We did not have resources or the opportunity to obtain consecutive serologies on each participant. We created a composite picture by combining single serologies from many residents and staff with different intervals. This method lacked the precision provided when the interval is measured by sequential sera drawn on the same individual. However, our findings were consistent with researchers who found neutralizing antibody titers to be stable when measured in longitudinally-acquired sera.

Similarly, neutralizing antibodies were measured on only a single serology taken at various intervals from vaccine dose one or two to the date of serology. Neutralizing antibody titers were clearly higher in those with two versus one dose. The titer was near or at the maximum quickly after administration of vaccine dose two, and there was little difference in titer for serology drawn between interval of 1 to 6 days versus 14 days or more.

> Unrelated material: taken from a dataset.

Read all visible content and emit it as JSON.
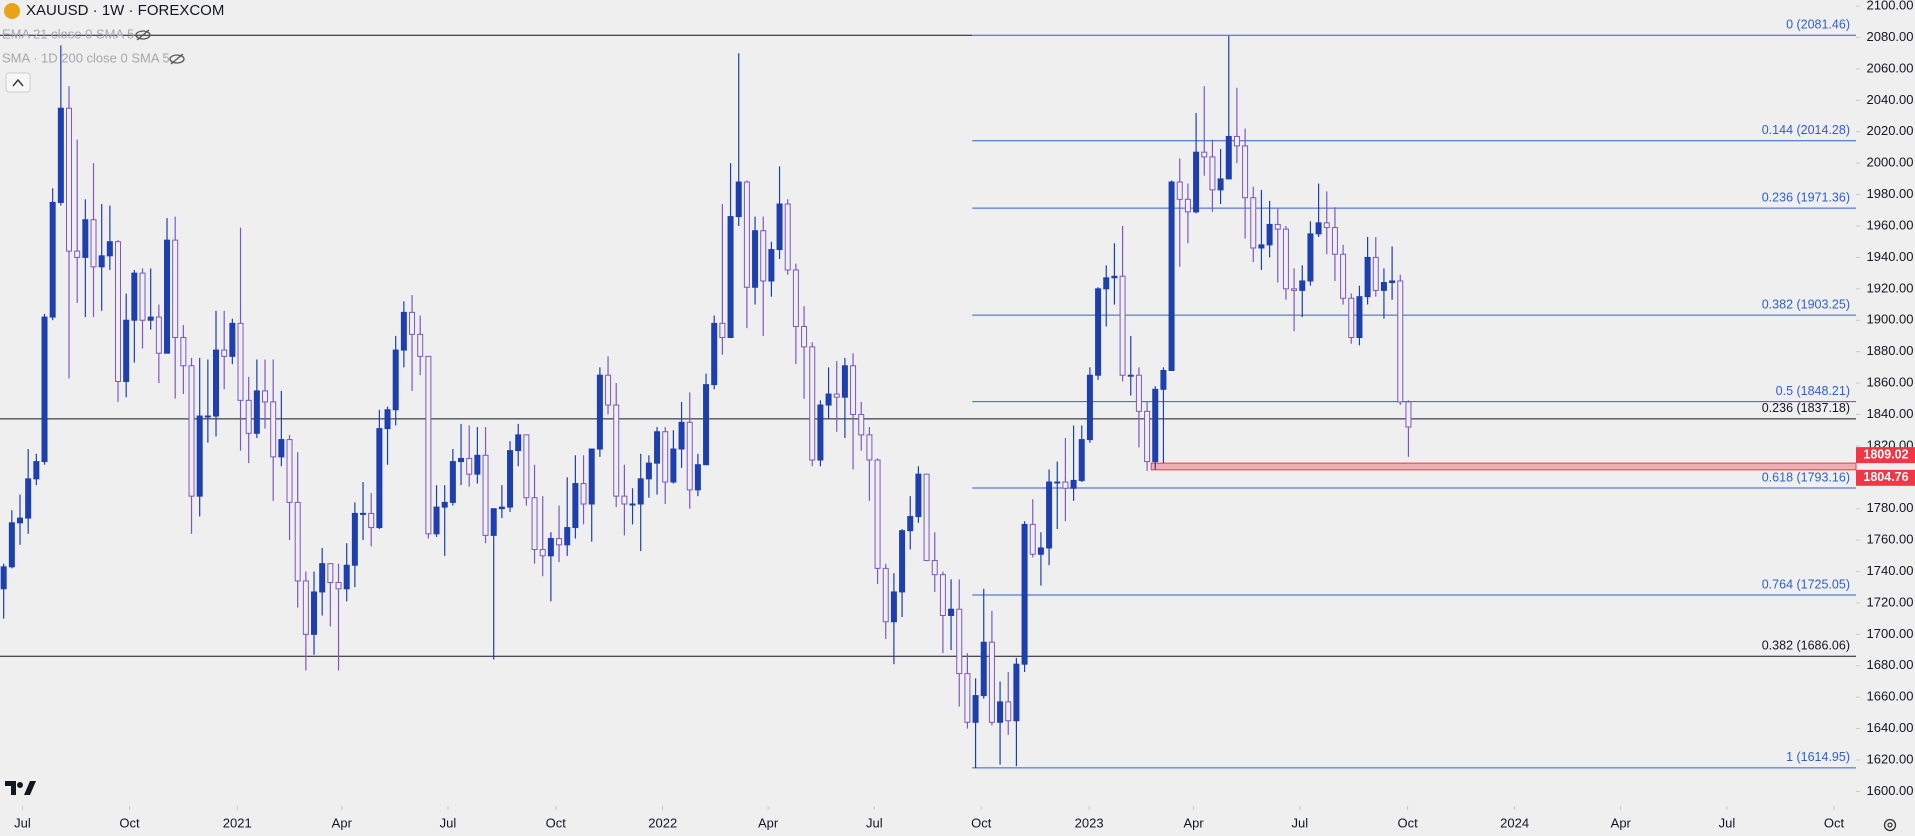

During the first wave of the pandemic, subjects may have had exposures to the virus in addition to the infection documented in our study. For the most part, our documentation of PCR/antigen testing was limited to the first positive date. Unreported exposures may have boosted the titer thereby increasing the longevity of antibody.

Conclusion

This study of residents and staff in LTCFs detected substantial neutralizing antibody titers to SARS-CoV-2 consistently 10 months after infection. Neutralizing antibody results from the cPass were consistent with the qualitative IgG spike protein antibody results but expanded findings to allow inferences into the duration of neutralizing antibody. Furthermore, titers at or near the maximum result were recorded following two vaccine doses. Further study is indicated to explore the level of protection these neutralizing antibodies provide as the virus continues to mutate.